Arriving 90 minutes early for my 1320 departure on EY325 to Frankfurt,I passed through the x-ray security checks and into the check-in area. The queues at the economy (Coral) desk were short, but Etihad’s first and business class passengers have their own check-in area, accessed via a short corridor to the left of the main check-in area and through to a lounge. This was very busy, with only three desks, and it took 10minutes to check in my bag and receive my boarding card. I was unlucky in this, since as I left, all three desks had become clear. Nevertheless, the helpful and friendly desk assistant told me that with all the new Etihad flights, they did need more room for premium passengers (and presumably for the economy passengers outside).
In this interim lounge, an immigration official was processing business and first passengers before sending them through a side door to go through to airside. The queue I had been part of (and at the back of) had now transferred here. I asked the lady if there was another option and she said that through that same open door was the main immigration area and it would probably be quicker for me to walk through and pass through immigration out there. I attempted to do so but was stopped by security, so had to queue for the one immigration official (at the pace of the fast-track procedures in Terminal 3 Heathrow). Business class may be worth it for lounge access and seats, but in the eyes of airports, we are all equal.
I had my passport stamped, then found that to go airside I had to go through immigration once again. I tried to explain that my passport had already been stamped, but to no avail, so I received a second, identical exit stamp.
Etihad’s lounge is to the side of immigration on the first floor of the airport. There are six free computer terminals with free internet access, and seating areas divided into smoking (by the window overlooking the runway), non-smoking, and, behind a screen, women only.There is attentive waiter service for drinks and snacks, and alcohol is served.
Flights are called from the lounge, but I left early and then wished I hadn’t, as Gate 7 and Gate 8 were both forming one queue and we were packed into one of the satellite piers to access these two flights.Boarding was rapid though, and I was quickly shown to my seat.
Once on board, the seat is the first surprise. On these new Boeing777-300ER planes the two-class formation is as follows: 378 seats in two classes, business (Pearl) with 28 seats arranged 1-2-1 and economy (Coral) in 3-3-3. The business class seat transforms into a 186cm bed. Most refreshing is the staggered layout, which means that even in a window seat you have direct access to the aisle without having to disturb or step over the person sitting next to you, since they are some way in front, and have their own cocoon which does not move forward or back.
At first the seats feel narrow – partly because of this staggered effect, and because of a slight gap between the straight edge of the seat and the curved fuselage. The seat has a permanent footrest with some storage space underneath and a permanent screen in front with very clear quality. Below the TV screen is a sliding hatch containing an Ethernet port for Connexion by Boeing as well as two USB sockets and the audio and visual sockets. The seat has three positions – upright, relax and bed – as well as lumbar support and various massage options. It also reclines so that the seat area meets the footrest to become a fully flat bed.
Other improvements include mood lighting to create specific ambiences, supposedly to help jet lag – although with this being a daylight flight from Abu Dhabi to Frankfurt with a time change of only three hours, it was impossible to test – and a new in-flight entertainment (IFE) system which, after initial confusion, proved useful, with 30 films, 16 hours of TV programming, 24 hours of audio programming, 25 audio CDs and 26 games.For business travellers the main attraction may well be Connexion by Boeing (throughout the plane) as well as the seat power for laptops requiring no fancy adaptors, and actually powering the laptop rather than just slowing the rate of discharge from the battery. For daytime flights it is perfect, since the Connexion by Boeing switches on automatically at above 10,000ft and for payment ($26.95 for 24 hours)you are fully connected. Several passengers in business were using VOIP phones, and I managed a couple of calls without any problems, although cabin noise can mean it is advisable to have headphones and a microphone for this in order to clearly hear the person you are calling.

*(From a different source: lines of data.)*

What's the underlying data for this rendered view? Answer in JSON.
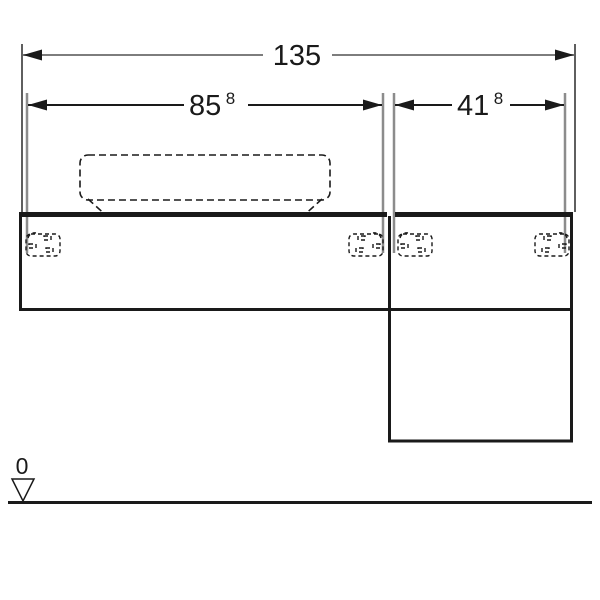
{
  "page": {
    "background": "#ffffff"
  },
  "drawing": {
    "type": "technical-dimension-drawing",
    "colors": {
      "primary_line": "#1a1a1a",
      "overall_dimension_line": "#7d7d7d",
      "extension_line": "#8c8c8c",
      "dashed_reference": "#1a1a1a"
    },
    "dimensions": {
      "overall": {
        "label": "135"
      },
      "left_unit": {
        "label": "85",
        "sup": "8"
      },
      "right_unit": {
        "label": "41",
        "sup": "8"
      }
    },
    "datum": {
      "label": "0"
    }
  }
}
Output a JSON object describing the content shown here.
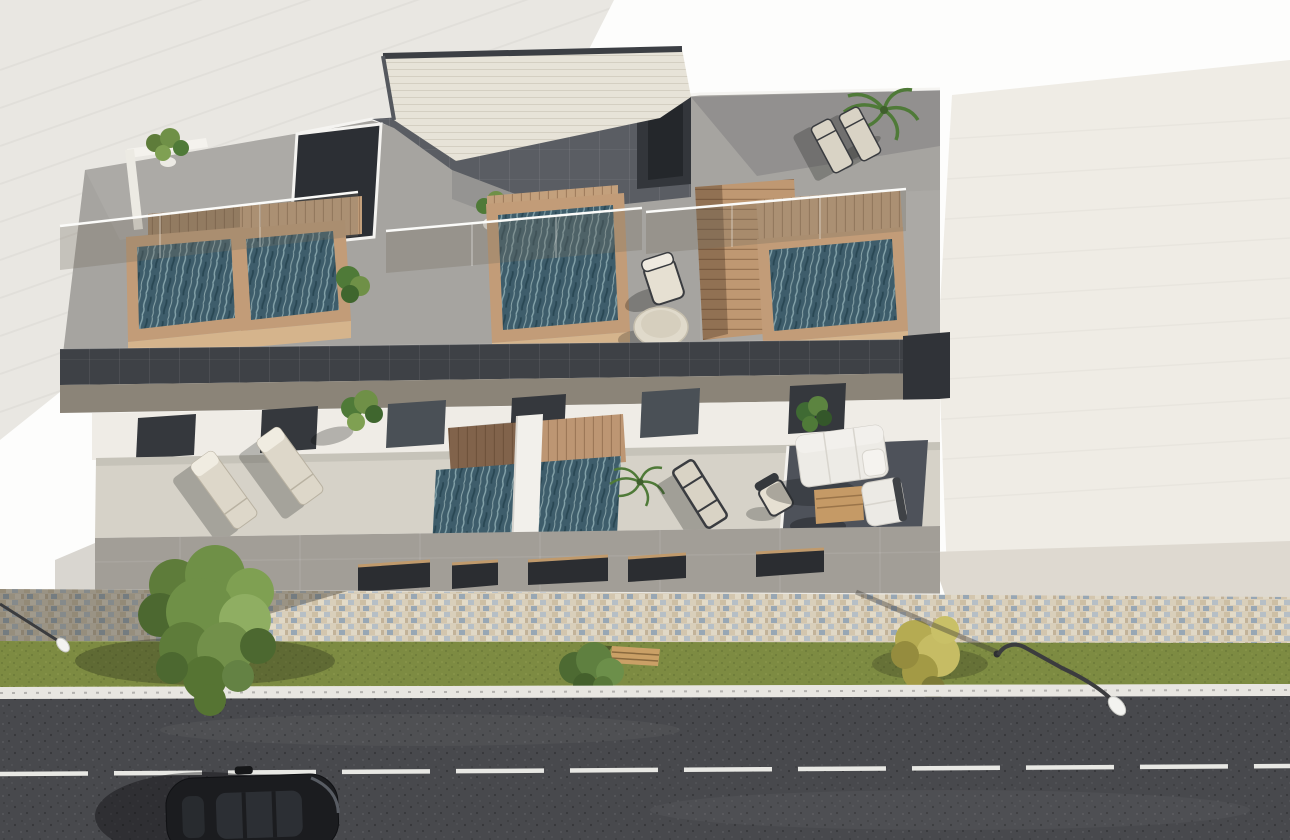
{
  "labels": {
    "scene": "Aerial 3D architectural rendering of a modern two-level residential building with three rooftop plunge pools and furnished terraces, facing a street with a mosaic sidewalk, grass verge, trees, street lamps and a passing black car",
    "building": "Modern white and grey flat-roof building with glass balustrades, wooden pool decks and a central rooftop stair block",
    "street": "Street zone with patterned paver sidewalk, green verge with bench and bushes, white curb and dark asphalt road with dashed lane line"
  },
  "scene": {
    "view": "aerial three-quarter top-down",
    "time_of_day": "sunny daylight, hard shadows falling to the lower-left",
    "counts": {
      "rooftop_pools": 3,
      "lower_terrace_pools": 1,
      "sun_loungers": 5,
      "chairs": 3,
      "sofas": 1,
      "coffee_tables": 1,
      "round_tables": 1,
      "potted_plants": 7,
      "street_trees": 1,
      "bushes": 2,
      "benches": 1,
      "street_lamps": 2,
      "cars": 1
    },
    "materials": [
      "cream brick roof block",
      "dark grey panel fascia",
      "glass balustrades",
      "teak pool decks",
      "beige terrace tiles",
      "multicolor mosaic pavers",
      "asphalt"
    ]
  },
  "palette": {
    "background": "#fdfdfc",
    "leftRoof": "#e9e7e2",
    "rightRoof": "#efece5",
    "rightRoofBand": "#ded9d0",
    "roofDeck": "#a6a4a0",
    "fasciaDark": "#3e4146",
    "fasciaTaupe": "#8b8478",
    "penthouseTop": "#e7e3d8",
    "penthousePanel": "#5a5d63",
    "stairVoid": "#2c2f34",
    "woodDeck": "#c3a07c",
    "poolRim": "#c29c78",
    "poolFront": "#d5b48c",
    "waterBase": "#3e5d6b",
    "glassTint": "rgba(115,108,96,0.30)",
    "wallWhite": "#efece6",
    "doorDark": "#35383d",
    "terraceFloor": "#d6d2c8",
    "terraceDark": "#4e525a",
    "facadeBand": "#a29e97",
    "windowDark": "#2b2d31",
    "windowLintel": "#c09a6c",
    "mosaicBase": "#d8cebb",
    "grass": "#7d8b42",
    "curb": "#e8e6e1",
    "asphalt": "#48494d",
    "laneLine": "#e8e8e4",
    "carBody": "#1b1c1f",
    "carGlass": "#2c2f34",
    "lampPole": "#3b3c3e",
    "lampHead": "#f3f3f0",
    "treeGreen": "#6f9047",
    "benchWood": "#caa066",
    "bushYellow": "#b5ab52",
    "bushGreen": "#5f8040",
    "sofaWhite": "#edebe6",
    "tableWood": "#c59a66",
    "loungerPad": "#ddd7c9",
    "loungerFrame": "#3a3c40",
    "plantGreen": "#4f7a38",
    "potWhite": "#eceae4"
  }
}
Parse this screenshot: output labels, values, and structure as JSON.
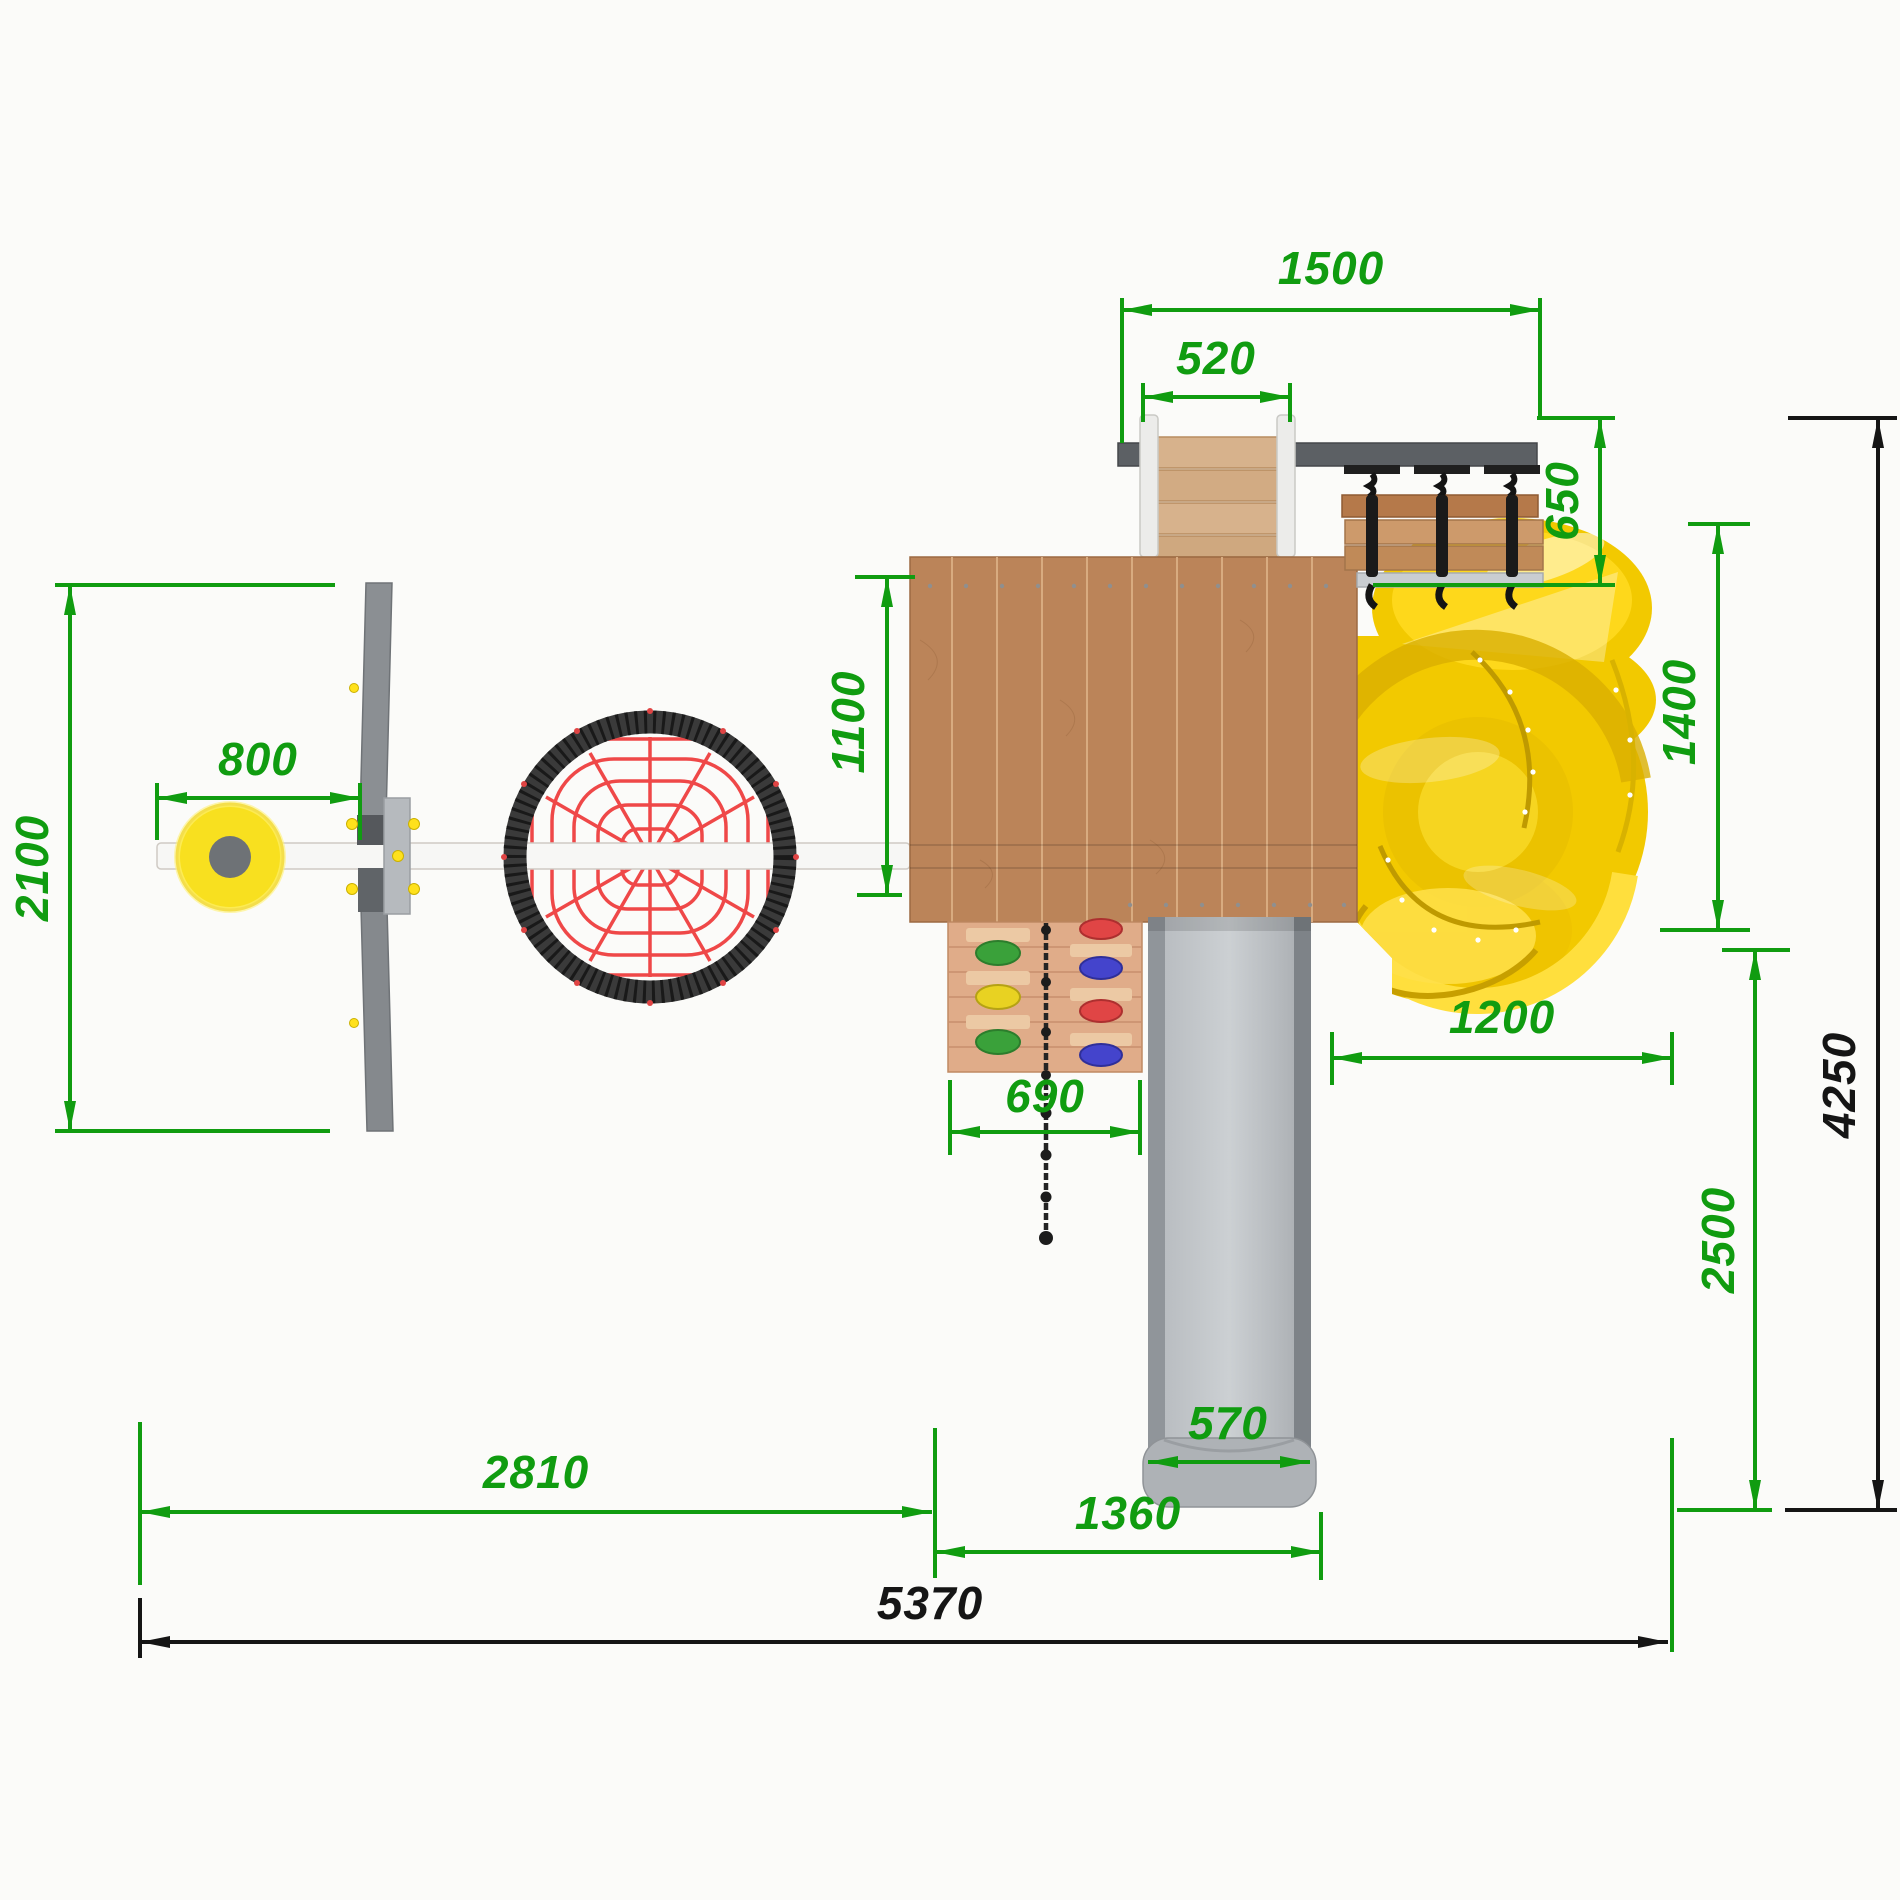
{
  "drawing": {
    "type": "top-view dimensioned drawing of playground structure",
    "units": "mm",
    "colors": {
      "dimension_green": "#109c10",
      "dimension_black": "#151515",
      "slide_yellow": "#f2c900",
      "wood_platform": "#bb8459",
      "wood_light": "#d3a06e",
      "metal_gray": "#9aa0a4",
      "net_red": "#ef4848",
      "net_rim": "#3a3a3a",
      "seat_yellow": "#f8e01f"
    },
    "components": [
      "swing-beam",
      "swing-seat",
      "swing-frame",
      "net-climber",
      "platform",
      "entry-ladder",
      "monkey-bar-beam",
      "hanging-bridge",
      "spiral-tube-slide",
      "straight-slide",
      "climbing-wall",
      "climbing-rope"
    ]
  },
  "dims": {
    "d1500": "1500",
    "d520": "520",
    "d650": "650",
    "d1400": "1400",
    "d2500": "2500",
    "d4250": "4250",
    "d2100": "2100",
    "d800": "800",
    "d1100": "1100",
    "d690": "690",
    "d1200": "1200",
    "d570": "570",
    "d1360": "1360",
    "d2810": "2810",
    "d5370": "5370"
  }
}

The food on this flight was particularly good – the same style of menu as out of London, but with better quality and taste – perhaps a reflection of the food being boarded in Etihad’s home and its hub. The wine list seems to be consistent, with the same choice on this Abu Dhabi to Frankfurt as we had on the London to Abu Dhabi leg a few days earlier.
At this point, the flight became unusual due to heavy snow at Frankfurt. We circled for over an hour, diverted to Munich, sat on the ground there for a few hours, disembarked half of the plane who were prepared to have their check-in luggage sent to them the next day, and then finally flew back to Frankfurt, arriving several hours late. None of this was Etihad’s fault, and the staff were excellent throughout.
An innovative product, and one which other airlines will look at with interest. Competitive prices on the UK route and the transfers in the UAE make this new product worth considering (though note that the prices given below are much higher because they are on the Frankfurt route).
Return fares from Frankfurt to Abu Dhabi in business class cost €4,044 on etihadairways.com, or €2,437 with ebookers.de.